Healthcare providers are often battling duplicate medical record issues that can compromise patient safety, care, data accuracy and reimbursement.
While some amount of duplicative health records is largely considered acceptable, the rise of technology adoption could be compounding the issue. Fortunately, technology can also be a key solution to addressing these challenges, according to an article in the Journal of AHIMA, the journal of the American Health Information Management Association.
Duplicate medical records, defined as two or more health record numbers assigned for an individual at the same healthcare facility, are typically created during the patient identification process when admissions are not handled appropriately or accurately. Sometimes, this is caused by human error, though multiple systems for clinical, administrative and specialty services being used separately can also increase the possibility of duplicate records.
For patients, the impact of a duplicative medical record can be significant, such as incorrect treatment or poor patient care. Providers can also be on the hook for medical malpractice litigation as a result, further impacted by bad data in the master patient index (MPI).

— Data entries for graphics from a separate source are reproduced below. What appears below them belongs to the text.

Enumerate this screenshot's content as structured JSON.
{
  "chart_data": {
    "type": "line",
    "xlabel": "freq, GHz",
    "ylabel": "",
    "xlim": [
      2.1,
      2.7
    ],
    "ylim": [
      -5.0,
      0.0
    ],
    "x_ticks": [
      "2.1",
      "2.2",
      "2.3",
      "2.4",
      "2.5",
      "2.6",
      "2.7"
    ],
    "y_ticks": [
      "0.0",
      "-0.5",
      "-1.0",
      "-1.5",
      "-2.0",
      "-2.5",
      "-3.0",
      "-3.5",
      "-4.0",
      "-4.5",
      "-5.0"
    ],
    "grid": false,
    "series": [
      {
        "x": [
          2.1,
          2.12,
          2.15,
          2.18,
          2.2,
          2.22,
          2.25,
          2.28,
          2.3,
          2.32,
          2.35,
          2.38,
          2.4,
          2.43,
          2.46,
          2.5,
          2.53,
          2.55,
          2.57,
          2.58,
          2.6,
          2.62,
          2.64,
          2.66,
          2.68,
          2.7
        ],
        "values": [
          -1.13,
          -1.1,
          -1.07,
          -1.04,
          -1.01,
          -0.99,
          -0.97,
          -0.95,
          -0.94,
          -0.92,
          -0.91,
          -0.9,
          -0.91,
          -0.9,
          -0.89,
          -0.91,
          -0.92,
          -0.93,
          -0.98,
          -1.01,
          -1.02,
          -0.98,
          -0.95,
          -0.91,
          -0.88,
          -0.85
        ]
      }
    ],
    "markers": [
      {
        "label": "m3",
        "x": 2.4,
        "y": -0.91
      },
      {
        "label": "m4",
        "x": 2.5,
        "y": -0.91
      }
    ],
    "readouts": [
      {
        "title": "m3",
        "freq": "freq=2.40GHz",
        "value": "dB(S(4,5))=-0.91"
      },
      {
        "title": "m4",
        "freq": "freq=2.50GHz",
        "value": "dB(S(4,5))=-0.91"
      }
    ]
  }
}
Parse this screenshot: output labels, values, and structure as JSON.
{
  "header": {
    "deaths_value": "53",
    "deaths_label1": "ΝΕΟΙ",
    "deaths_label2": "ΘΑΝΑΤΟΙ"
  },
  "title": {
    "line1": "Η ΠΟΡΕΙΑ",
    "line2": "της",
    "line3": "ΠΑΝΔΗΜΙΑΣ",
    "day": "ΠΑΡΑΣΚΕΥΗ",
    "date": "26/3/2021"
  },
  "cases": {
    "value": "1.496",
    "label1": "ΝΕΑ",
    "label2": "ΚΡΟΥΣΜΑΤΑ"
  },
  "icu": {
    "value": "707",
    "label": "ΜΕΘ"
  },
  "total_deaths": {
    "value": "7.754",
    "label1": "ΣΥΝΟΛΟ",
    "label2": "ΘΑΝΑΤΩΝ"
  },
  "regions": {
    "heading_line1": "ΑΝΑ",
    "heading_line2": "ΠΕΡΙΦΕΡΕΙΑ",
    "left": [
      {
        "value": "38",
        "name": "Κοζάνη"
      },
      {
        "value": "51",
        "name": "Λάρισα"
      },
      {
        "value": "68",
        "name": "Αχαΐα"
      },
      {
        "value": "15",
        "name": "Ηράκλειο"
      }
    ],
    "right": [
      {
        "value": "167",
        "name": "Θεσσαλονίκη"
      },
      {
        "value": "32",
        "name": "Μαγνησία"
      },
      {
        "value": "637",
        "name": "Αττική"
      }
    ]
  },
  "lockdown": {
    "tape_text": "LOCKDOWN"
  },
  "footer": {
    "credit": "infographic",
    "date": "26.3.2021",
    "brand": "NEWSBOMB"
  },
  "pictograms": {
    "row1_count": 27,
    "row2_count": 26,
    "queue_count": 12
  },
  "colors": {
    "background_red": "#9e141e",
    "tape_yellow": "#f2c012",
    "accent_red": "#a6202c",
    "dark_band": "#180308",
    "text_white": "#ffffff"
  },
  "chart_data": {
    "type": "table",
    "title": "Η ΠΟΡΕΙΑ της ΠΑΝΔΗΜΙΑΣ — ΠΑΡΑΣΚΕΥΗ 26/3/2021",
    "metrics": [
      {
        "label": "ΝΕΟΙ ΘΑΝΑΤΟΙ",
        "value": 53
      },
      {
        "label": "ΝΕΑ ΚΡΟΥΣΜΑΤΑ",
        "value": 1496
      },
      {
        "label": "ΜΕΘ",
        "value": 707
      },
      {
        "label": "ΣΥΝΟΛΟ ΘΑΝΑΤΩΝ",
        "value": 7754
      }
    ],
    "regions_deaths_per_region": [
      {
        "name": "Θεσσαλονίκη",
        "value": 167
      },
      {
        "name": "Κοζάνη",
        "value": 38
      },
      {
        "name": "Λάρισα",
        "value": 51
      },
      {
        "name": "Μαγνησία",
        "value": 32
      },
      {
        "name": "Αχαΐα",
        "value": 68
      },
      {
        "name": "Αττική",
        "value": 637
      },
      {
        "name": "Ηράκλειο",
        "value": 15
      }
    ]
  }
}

“Ultimately, duplicate records lead to future increases in medical malpractice claims and deteriorating loss experience for healthcare providers,” authors Shannon Harris, MBA, RHIA, and Shannon H. Houser, PhD, MPH, RHIA, wrote. “The consequences can be expensive—one recent malpractice claim settlement totaled $521,560.”
Between 5 percent and 10 percent of all stored records are estimated to be duplicative in most hospitals, though some health systems have duplicate rates as high as 20 percent, according to the article. Five percent is considered to be acceptable.
Top causes of duplicative records
Patient registrars, who are tasked with properly validating patients’ identities and entering accurate information into the MPI, can cause some duplicative records through human error when transposing numbers or letters.
Patients themselves are sometimes the cause when they provide different names than their photo IDs, resulting in incorrect information used and the creation of duplicate records.
Prevention
The correction of duplicative records is rarely proactive. Instead, it is typically discovered accidentally during a patient search.
Health informatics can help detect some of these duplicates in MPIs, “such as with the use of an algorithm,” Harris and Houser wrote.
“A healthcare organization cannot be certain of the scope of its duplicates problem unless proactive searches are done periodically,” they wrote.
Various types of algorithms can detect duplicates and send alerts to HIIM professionals and departments that signal the duplicate record set. As the healthcare system becomes more integrated and focused on patient-centered and coordinated care, healthcare providers will see a higher need to address duplicative records.